If “Signs” didn’t already make it clear, Luna’s Call absolutely excel at crafting extravagant, long-form Prog-Death arrangements which cycle through multiple movements – from rapid-fire riffery to  synth-tinged grooves to doomy darkness, from moody melodic minimalism to gorgeous, gleaming grandeur to bombastic blasting – without ever losing the central thread which guides the listener through this ever-twisting, ever-turning labyrinth of sound.

This well-learned, hard-earned talent for balancing diversity, dynamism, and drama, is what makes the powerful, progged-out riffs, ostentatious orchestral opulence, and transcendent technicality of “Solar Immolation” just as immersive and engaging as the seamless shift from pure Prog to raging Death Metal during “Locus” (which also showcases some of the album’s most brilliant bass work) or the twisted Tech Death riff-fest of “In Bile They Bathe”… even though the latter two tracks together still don’t quite equal the former’s titanic, thirteen-and-a-half minute run-time!

As unashamedly OTT as this album can be (which extends, by the way, to its eye-catching artwork, which is a real feast for the senses), the band also clearly grasp the importance of contrast and flow to the success of their sound, which is why the first half of the album culminates in the poignant, photo-realistic proggery of “Enceladus & The Life Inside”, and why the soothing instrumental interlude of “Silverfish” serves as a perfect penultimate pause prior to climactic closer “Fly Further Cosmonaut”.

And what a closer it is, delivering some of the album’s heaviest, hookiest, most extreme, most elegant, and most potently proggy material over the course of just over nine majestic minutes.

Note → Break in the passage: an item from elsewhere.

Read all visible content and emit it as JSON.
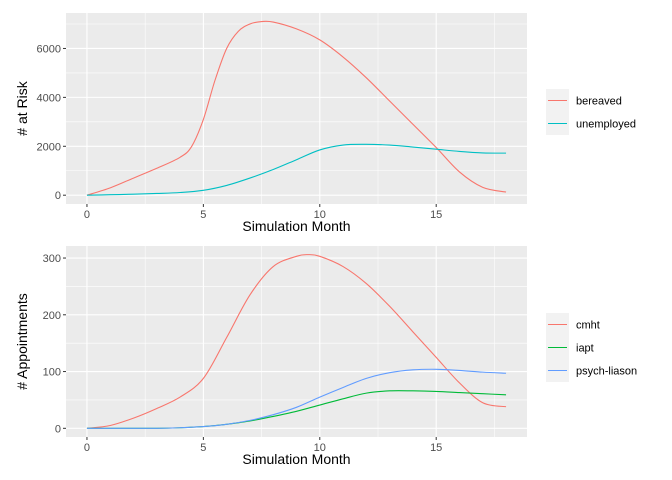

Wearing both their influences and their ambition out and proud upon their sleeves,  Luna’s Call have produced an album of such astounding confidence and creativity that it’s clearly one of the stand-out releases of 2020. In fact it might just be the best example of Progressive Death Metal – with an emphasis on the “Progressive” part – I’ve heard since Serdce’s fantastic, but fatally underrated, Timelessness. And that’s not something I say lightly.

So don’t let this one pass you by. Because I absolutely guarantee that it will be making an appearance on multiple “Best of…” lists at the end of the year. It really is just that good.